Vorsicht Handwerker!

Wenn auf Baustellen gepfuscht wird

2004 fiel im Kabinett des damaligen Bundeskanzlers Gerhard Schröder die Entscheidung, bei mehr als der Hälfte aller Handwerksberufe die Meisterpflicht abzuschaffen. Seither darf jeder Parkett, Estrich oder Fliesen legen. Mehr als einen Eintrag bei der örtlichen Handwerkskammer braucht es dafür nicht, keine Ausbildung, keine Vorkenntnisse, keinen Nachweis einer Qualifikation.

Ein einfacher Zugang zum Markt wurde so auch Handwerkern aus anderen EU-Ländern ermöglicht. Inzwischen zeigt sich aber, dass die Schäden für den Verbraucher zum Teil immens sind. Beim Bau eines Eigenheims müsse der Bauherr im Durchschnitt wegen unqualifizierter Arbeit mit einer Schadenssumme zwischen 25.000 und 50.000 Euro rechnen, so der Verband Privater Bauherren.

Frank Ecker, Geschäftsführer der Handwerkskammer Frankfurt/ Oder, sieht vor allem die Reform der Handwerksordnung als Ursache: „Mit Sicherheit ist im Zuge der Novellierung die Qualität in vielen Handwerksbereichen auf der Strecke geblieben. Das heißt, dass sich unqualifizierte Betriebsinhaber selbständig machen können. Auch der Verbraucherschutz ist auf der Strecke geblieben.“

Mangelnde Kontrolle?

Auch Schadensgutachter und die IG BAU machen die mangelnde Kontrolle von Qualifikation und Ausbildung – und den nicht regulierten Markt verantwortlich. Jeder könne seine Dienste anbieten, zu Dumpingpreisen und nahezu ohne Nachweise. Und das ausgerechnet in dem Land, dessen Handwerker einst für Eigenschaften wie Qualität, Verlässlichkeit und  Pünktlichkeit geachtet wurden.

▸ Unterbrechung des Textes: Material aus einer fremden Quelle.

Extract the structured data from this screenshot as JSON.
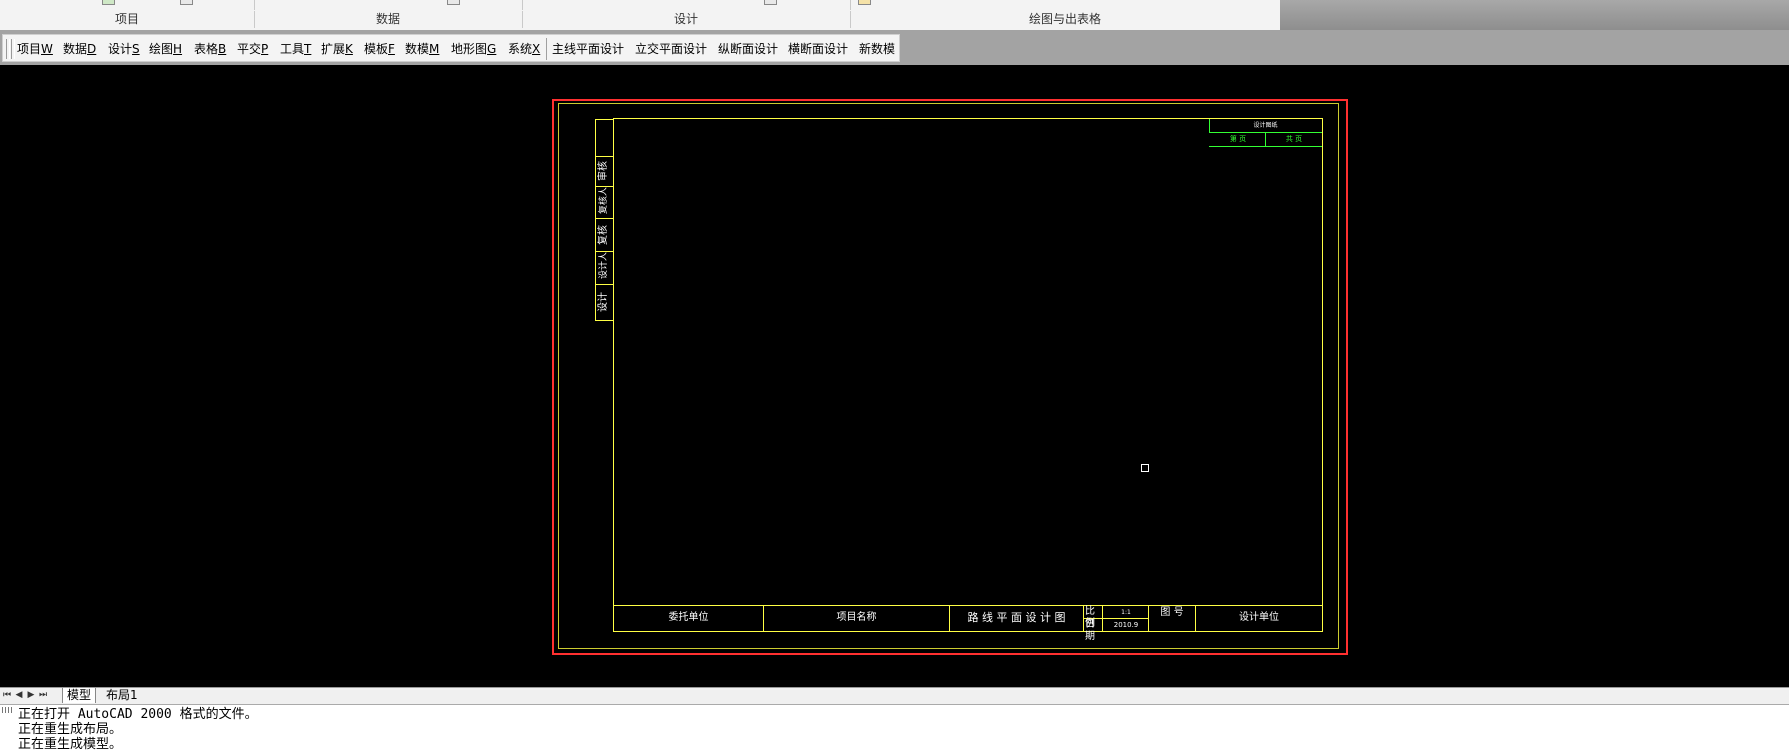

2014 jährt sich die Novellierung der Meisterpflicht im Handwerk zum zehnten Mal. ZDFzoom zieht Bilanz und zeigt die Folgen der Entscheidung. Autor Florian Hartung konfrontiert die damals verantwortlichen Politiker, spricht mit Geschädigten, fragt nach bei Bausachverständigen sowie Handwerkskammern.